Some people are not respecting your boundary.
The wasps will protect their boundary.  Will you protect yours?
Boundary Practice Lesson Cards are available here

It is December, Boundary Season is Now Open


Four Rules:
1-    No credit-card binging
2-    Try not to make it ONLY about ‘others’
3-    Repeat this word as much as possible and see what happens: ‘Enough’
4-    Go outside and play!
enough enough Enough enough

Every day is actually a day to know your boundaries, but December offers extra challenges to everyone. 
Try not to make this month ONLY about ‘others’.  It is important to take care of yourself during the holiday season.  Rest, relax, play.  This is the season when people feel so much pressure and expectations from others and from ourselves.  Some of those expectations may be real some are imagined. It is good to sit down and talk with those closest to you about expectations for the holiday season and get clear on your priorities and how you will spend your time. Not just serve, plan, shop, wrap, give, work extra, give, give, do, do, do.  I do some things to be sure I have saved some time for myself to go for long walks, and to play and have fun with my family.  I like to knit, but I need to limit how much knitting for ‘others’ I expect of myself.  Each year I make my husband one sweater, but I allow myself to complete it whenever I get it done, not necessarily in December. I don’t believe in credit card gifting, so I focus on not binge-spending. Everything looks so darn appealing this time of year. I take inventory in my closet to remind myself that I have plenty of clothes, and so does everyone else I love.
The word that helps me with boundaries in December is ‘Enough’.

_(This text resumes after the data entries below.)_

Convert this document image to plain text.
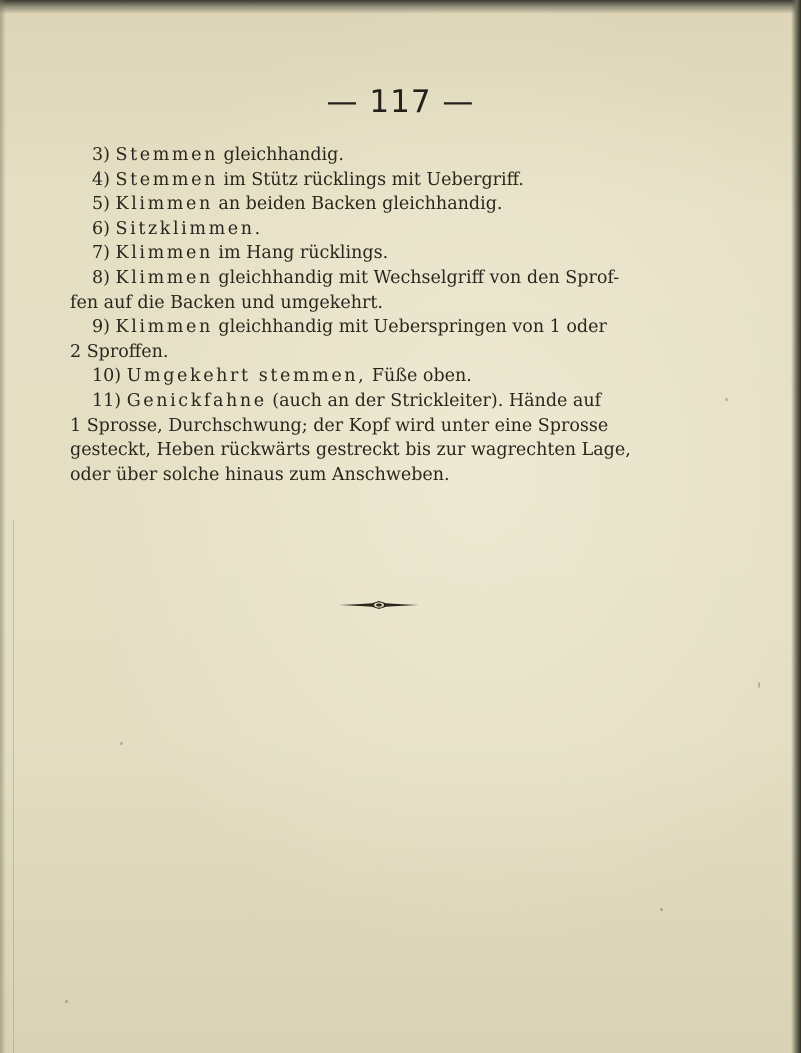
— 117 —
3) Stemmen gleichhandig.
4) Stemmen im Stütz rücklings mit Uebergriff.
5) Klimmen an beiden Backen gleichhandig.
6) Sitzklimmen.
7) Klimmen im Hang rücklings.
8) Klimmen gleichhandig mit Wechselgriff von den Sprof-
fen auf die Backen und umgekehrt.
9) Klimmen gleichhandig mit Ueberspringen von 1 oder
2 Sproffen.
10) Umgekehrt stemmen, Füße oben.
11) Genickfahne (auch an der Strickleiter). Hände auf
1 Sprosse, Durchschwung; der Kopf wird unter eine Sprosse
gesteckt, Heben rückwärts gestreckt bis zur wagrechten Lage,
oder über solche hinaus zum Anschweben.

What makes setting boundaries hard?

I have been a therapist for 27 years.  I have learned that many people are struggling with their true Yes and No. Problems with Yes and No can show up as all kinds of other things such as a relapse, depression, anxiety, even physical pain.  It seems that even if people come to see me about marriage counseling, or work related stress, no matter what they come in for, we are probably going to need to do some deep digging out of their true Yes and No. Over many years, and much practice, I have created a way of digging out boundaries, a set of tools,  to help people.
I have created a map that anyone can use to dig out their inner Yes and No. While I truly do not know what boundaries you need in your life, I believe deep inside you know. I teach people to use the map to dig out their own inner Yes and No.
Sometimes people don't like their inner truth. They argue with their own Yes and No. It can be hard to accept what you find inside, often it is not what you want to hear. This stuff can be very tricky because sometimes you really really want your Yes and No to take care of other people. You want it to be ok that you sacrifice everything for someone else.
But deep inside, your very own Yes and No isn't able to take care of anyone else. Your boundaries only take care of you, and that is what makes setting boundaries so hard. Your boundaries aren't here to please or take care of other people.